INDICATIONS AND USAGE

Treatment-Resistant Schizophrenia

Clozapine is indicated for the management of severely ill schizophrenic patients who fail to respond adequately to standard drug treatment for schizophrenia. Because of the significant risk of agranulocytosis and seizure associated with its use, clozapine should be used only in patients who have failed to respond adequately to treatment with appropriate courses of standard drug treatments for schizophrenia, either because of insufficient effectiveness or the inability to achieve an effective dose due to intolerable adverse effects from those drugs. (See WARNINGS.)

The effectiveness of clozapine in a treatment resistant schizophrenic population was demonstrated in a 6-week study comparing clozapine and chlorpromazine. Patients meeting DSM-III criteria for schizophrenia and having a mean BPRS total score of 61 were demonstrated to be treatment resistant by history and by open, prospective treatment with haloperidol before entering into the double-blind phase of the study. The superiority of clozapine to chlorpromazine was documented in statistical analyses employing both categorical and continuous measures of treatment effect.

Because of the significant risk of agranulocytosis and seizure, events which both present a continuing risk over time, the extended treatment of patients failing to show an acceptable level of clinical response should ordinarily be avoided. In addition, the need for continuing treatment in patients exhibiting beneficial clinical responses should be periodically reevaluated.

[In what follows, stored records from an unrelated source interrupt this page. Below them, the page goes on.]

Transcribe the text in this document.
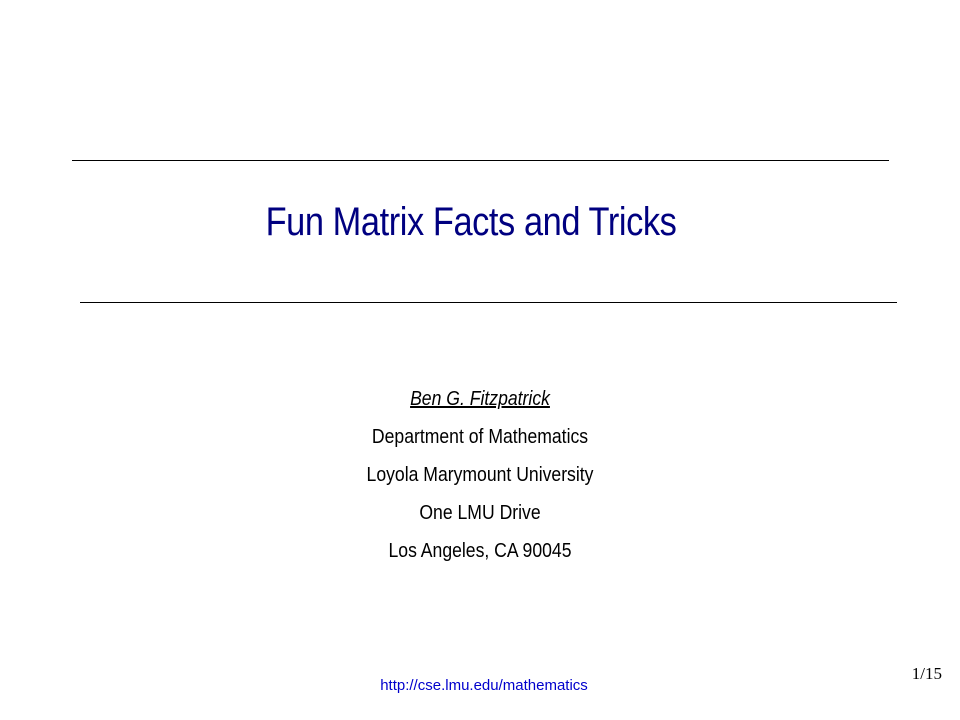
Fun Matrix Facts and Tricks
Ben G. Fitzpatrick
Department of Mathematics
Loyola Marymount University
One LMU Drive
Los Angeles, CA 90045
http://cse.lmu.edu/mathematics
1/15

Reduction in the Risk of Recurrent Suicidal Behavior in Schizophrenia or Schizoaffective Disorders

Clozapine is indicated for reducing the risk of recurrent suicidal behavior in patients with schizophrenia or schizoaffective disorder who are judged to be at chronic risk for reexperiencing suicidal behavior, based on history and recent clinical state. Suicidal behavior refers to actions by a patient that puts him/herself at risk for death.

The effectiveness of clozapine in reducing the risk of recurrent suicidal behavior was demonstrated over a 2-year treatment period in the InterSePT Trial (see Clinical Trial Data under CLINICAL PHARMACOLOGY). Therefore, clozapine treatment to reduce the risk of suicidal behavior should be continued for at least 2 years (see DOSAGE AND ADMINISTRATION).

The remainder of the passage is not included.